4.7. Statistical Analysis:

All data were screened for normality assumptions using the Shapiro–Wilk test. Parametric tests were used whenever normality was achieved.

Two-way repeated measures ANOVA was used for time course analysis of the effects of monoarthritis in the nociceptive behavioral assays and also for the analysis of the effects of clonidine. The magnitude of DNIC on days 7, 28, and 42, as well as the anxio-depressive-like behaviors at 28 and 42 days, were compared by one-way ANOVA. Two-way and one-way ANOVA analysis were followed by the Tukey’s post hoc test for multiple comparisons, when appropriate.

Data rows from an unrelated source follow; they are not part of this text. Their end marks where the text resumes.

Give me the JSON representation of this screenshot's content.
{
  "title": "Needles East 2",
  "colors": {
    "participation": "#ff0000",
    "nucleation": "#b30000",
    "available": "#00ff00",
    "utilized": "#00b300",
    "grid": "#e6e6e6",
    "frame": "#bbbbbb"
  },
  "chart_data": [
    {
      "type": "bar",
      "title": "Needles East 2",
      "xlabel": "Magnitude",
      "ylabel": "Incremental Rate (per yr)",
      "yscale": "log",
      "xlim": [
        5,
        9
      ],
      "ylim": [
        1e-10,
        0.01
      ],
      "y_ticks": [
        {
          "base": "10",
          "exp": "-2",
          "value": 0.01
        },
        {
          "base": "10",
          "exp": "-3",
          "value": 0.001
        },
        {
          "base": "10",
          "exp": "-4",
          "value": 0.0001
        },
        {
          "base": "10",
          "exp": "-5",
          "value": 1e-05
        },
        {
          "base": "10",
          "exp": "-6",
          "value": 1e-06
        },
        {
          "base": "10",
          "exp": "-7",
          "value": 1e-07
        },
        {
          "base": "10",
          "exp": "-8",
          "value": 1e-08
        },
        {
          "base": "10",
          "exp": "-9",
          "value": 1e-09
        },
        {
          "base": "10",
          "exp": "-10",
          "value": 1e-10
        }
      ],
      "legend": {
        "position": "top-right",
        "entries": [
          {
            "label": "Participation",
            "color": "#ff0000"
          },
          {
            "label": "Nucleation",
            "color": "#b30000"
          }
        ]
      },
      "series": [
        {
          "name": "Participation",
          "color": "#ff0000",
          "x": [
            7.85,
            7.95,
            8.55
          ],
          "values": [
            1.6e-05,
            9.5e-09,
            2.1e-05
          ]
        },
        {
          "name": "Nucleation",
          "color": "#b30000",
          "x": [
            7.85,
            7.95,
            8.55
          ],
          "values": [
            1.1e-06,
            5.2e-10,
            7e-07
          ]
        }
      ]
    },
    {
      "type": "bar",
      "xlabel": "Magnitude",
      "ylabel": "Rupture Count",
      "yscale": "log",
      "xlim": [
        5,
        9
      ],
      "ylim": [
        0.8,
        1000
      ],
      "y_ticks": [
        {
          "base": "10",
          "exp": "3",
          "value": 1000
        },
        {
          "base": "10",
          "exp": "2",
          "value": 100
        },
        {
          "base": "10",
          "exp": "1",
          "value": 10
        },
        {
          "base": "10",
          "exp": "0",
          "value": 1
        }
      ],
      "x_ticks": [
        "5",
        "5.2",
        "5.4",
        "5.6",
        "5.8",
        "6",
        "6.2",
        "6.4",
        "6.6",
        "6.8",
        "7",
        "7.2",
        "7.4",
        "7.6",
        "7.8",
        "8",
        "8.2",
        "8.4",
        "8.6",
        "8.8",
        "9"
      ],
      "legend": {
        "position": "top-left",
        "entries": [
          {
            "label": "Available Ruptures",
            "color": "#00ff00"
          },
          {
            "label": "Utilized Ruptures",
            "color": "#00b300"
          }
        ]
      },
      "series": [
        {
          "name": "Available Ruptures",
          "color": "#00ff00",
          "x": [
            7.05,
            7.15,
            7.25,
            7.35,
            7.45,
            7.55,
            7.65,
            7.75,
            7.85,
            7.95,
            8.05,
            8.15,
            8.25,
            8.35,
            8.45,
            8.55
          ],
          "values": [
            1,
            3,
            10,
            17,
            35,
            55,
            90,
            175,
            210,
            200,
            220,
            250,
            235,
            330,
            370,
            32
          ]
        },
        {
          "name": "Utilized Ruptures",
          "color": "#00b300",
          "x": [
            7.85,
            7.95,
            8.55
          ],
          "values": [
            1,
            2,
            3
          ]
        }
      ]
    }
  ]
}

For analysis of the labelling of a2A-AR (western blot and immunohistochemical assays), DBH, pERKs, and noradrenaline levels, the data collected at the ipsilateral and contralateral sides were first individually compared by the paired t-test, which yielded no statistically significant differences. Therefore, the values for both sides were then pooled and statistically compared.

For the DBH labelling and noradrenaline concentration on days 28 and 42, the data were compared by one-way ANOVA followed by the Tukey’s multiple comparisons post hoc test, when appropriate. For analysis of the a2-AR (western blot and immunohistochemical assays) and pERKs labelling, the unpaired t-test was used, except for western blot data which did not reach normality and was compared by the non-parametric Mann–Whitney test. The statistical analyses were performed using GraphPad Prism 7 software (GraphPad Software, Inc., La Jolla, CA, USA), and all data are presented as means ± standard error of the mean (SEM). The level of significance was set at a p < 0.05.